Do You Have Any Opposition?Edit

All it takes is a brief phone call to your county Election Board to find out if you have any opposition in your precinct for Inspector or Judge of Elections.

If you want to identify all the open races in your town or county, or if you need petitions or other paperwork, count on paying a visit to your Election Board. The final list of candidates and open offices is usually available a week or two after the primary election, sometimes sooner. If you ask for a copy of the list (paper or electronic), there is likely to be a nominal charge, so come prepared to take notes if you don't want to pay for it.

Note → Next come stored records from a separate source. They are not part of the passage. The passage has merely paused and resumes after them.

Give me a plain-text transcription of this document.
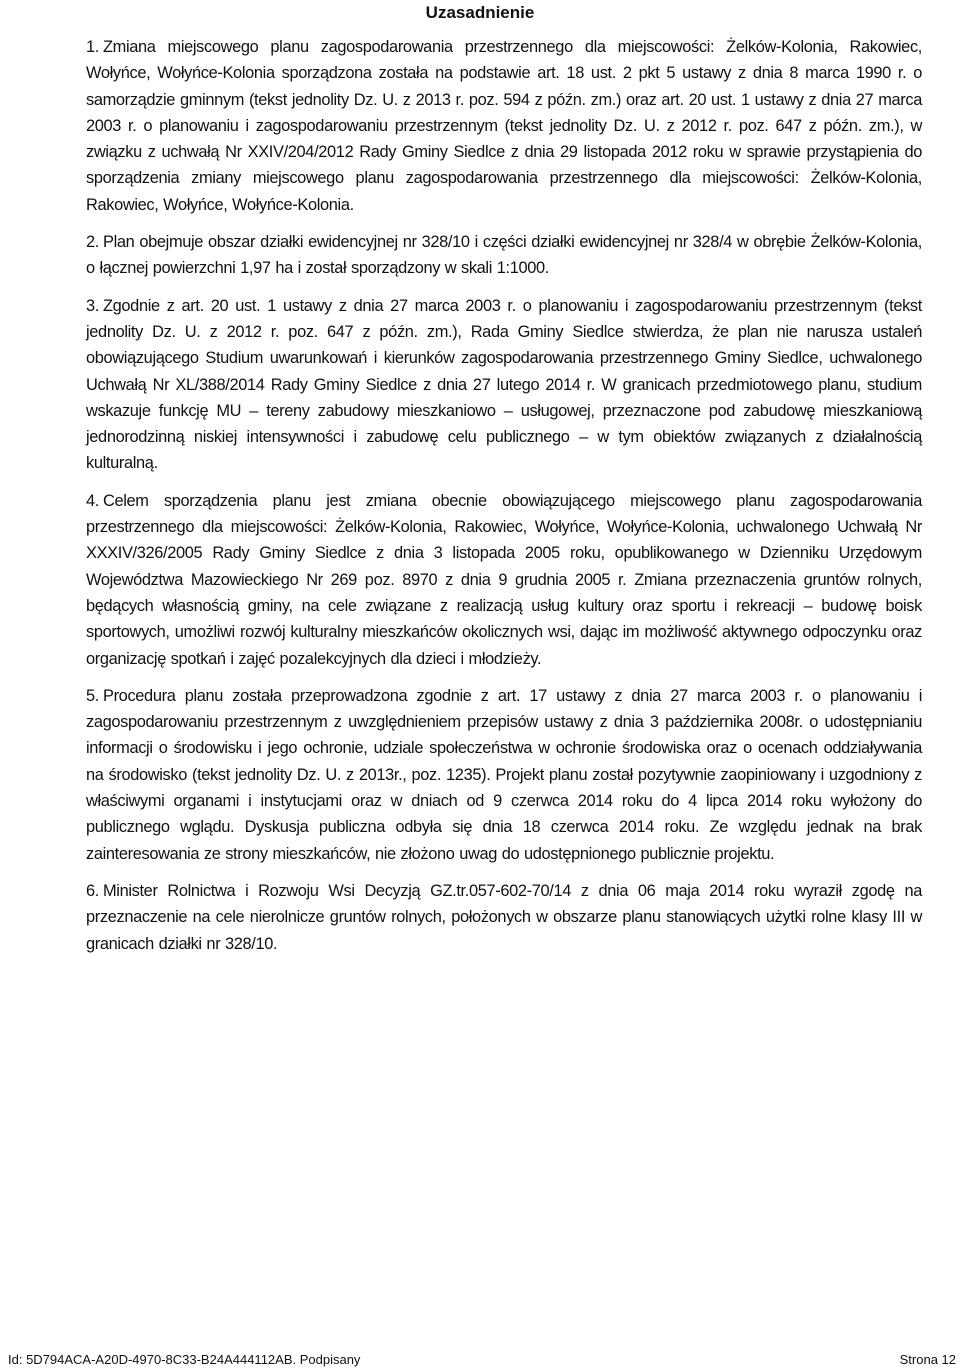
Uzasadnienie

1. Zmiana miejscowego planu zagospodarowania przestrzennego dla miejscowości: Żelków-Kolonia, Rakowiec, Wołyńce, Wołyńce-Kolonia sporządzona została na podstawie art. 18 ust. 2 pkt 5 ustawy z dnia 8 marca 1990 r. o samorządzie gminnym (tekst jednolity Dz. U. z 2013 r. poz. 594 z późn. zm.) oraz art. 20 ust. 1 ustawy z dnia 27 marca 2003 r. o planowaniu i zagospodarowaniu przestrzennym (tekst jednolity Dz. U. z 2012 r. poz. 647 z późn. zm.), w związku z uchwałą Nr XXIV/204/2012 Rady Gminy Siedlce z dnia 29 listopada 2012 roku w sprawie przystąpienia do sporządzenia zmiany miejscowego planu zagospodarowania przestrzennego dla miejscowości: Żelków-Kolonia, Rakowiec, Wołyńce, Wołyńce-Kolonia.

2. Plan obejmuje obszar działki ewidencyjnej nr 328/10 i części działki ewidencyjnej nr 328/4 w obrębie Żelków-Kolonia, o łącznej powierzchni 1,97 ha i został sporządzony w skali 1:1000.

3. Zgodnie z art. 20 ust. 1 ustawy z dnia 27 marca 2003 r. o planowaniu i zagospodarowaniu przestrzennym (tekst jednolity Dz. U. z 2012 r. poz. 647 z późn. zm.), Rada Gminy Siedlce stwierdza, że plan nie narusza ustaleń obowiązującego Studium uwarunkowań i kierunków zagospodarowania przestrzennego Gminy Siedlce, uchwalonego Uchwałą Nr XL/388/2014 Rady Gminy Siedlce z dnia 27 lutego 2014 r. W granicach przedmiotowego planu, studium wskazuje funkcję MU – tereny zabudowy mieszkaniowo – usługowej, przeznaczone pod zabudowę mieszkaniową jednorodzinną niskiej intensywności i zabudowę celu publicznego – w tym obiektów związanych z działalnością kulturalną.

4. Celem sporządzenia planu jest zmiana obecnie obowiązującego miejscowego planu zagospodarowania przestrzennego dla miejscowości: Żelków-Kolonia, Rakowiec, Wołyńce, Wołyńce-Kolonia, uchwalonego Uchwałą Nr XXXIV/326/2005 Rady Gminy Siedlce z dnia 3 listopada 2005 roku, opublikowanego w Dzienniku Urzędowym Województwa Mazowieckiego Nr 269 poz. 8970 z dnia 9 grudnia 2005 r. Zmiana przeznaczenia gruntów rolnych, będących własnością gminy, na cele związane z realizacją usług kultury oraz sportu i rekreacji – budowę boisk sportowych, umożliwi rozwój kulturalny mieszkańców okolicznych wsi, dając im możliwość aktywnego odpoczynku oraz organizację spotkań i zajęć pozalekcyjnych dla dzieci i młodzieży.

5. Procedura planu została przeprowadzona zgodnie z art. 17 ustawy z dnia 27 marca 2003 r. o planowaniu i zagospodarowaniu przestrzennym z uwzględnieniem przepisów ustawy z dnia 3 października 2008r. o udostępnianiu informacji o środowisku i jego ochronie, udziale społeczeństwa w ochronie środowiska oraz o ocenach oddziaływania na środowisko (tekst jednolity Dz. U. z 2013r., poz. 1235). Projekt planu został pozytywnie zaopiniowany i uzgodniony z właściwymi organami i instytucjami oraz w dniach od 9 czerwca 2014 roku do 4 lipca 2014 roku wyłożony do publicznego wglądu. Dyskusja publiczna odbyła się dnia 18 czerwca 2014 roku. Ze względu jednak na brak zainteresowania ze strony mieszkańców, nie złożono uwag do udostępnionego publicznie projektu.

6. Minister Rolnictwa i Rozwoju Wsi Decyzją GZ.tr.057-602-70/14 z dnia 06 maja 2014 roku wyraził zgodę na przeznaczenie na cele nierolnicze gruntów rolnych, położonych w obszarze planu stanowiących użytki rolne klasy III w granicach działki nr 328/10.

Id: 5D794ACA-A20D-4970-8C33-B24A444112AB. Podpisany	Strona 12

While you're there, you may want to take some time to review the voter registration rolls to seek out registered Libertarians who may be interested in running for the open slots you uncover.

Leaving OfficeEdit

One interesting facet of the positions of Inspector and Judge of Elections is that should you decide to step down (for whatever reason) before the end of your term, all is not lost. If you can't serve the entire term, you have the right to appoint your successor. The seat belongs to the Libertarian Party for the entire 4-year term.

Good Luck!Edit

Like the first rung on any ladder to success, the neighborhood political offices of Inspector and Judge of Elections are a modest, but essential foundation for the growth of the Libertarian Party. Success at higher levels will come much easier once we succeed in convincing our neighbors that we deserve their trust and respect. And the best way we can earn that respect is to climb into the political trenches alongside the two old parties and dirty our hands with the machinery of state. All it takes is a willing candidate.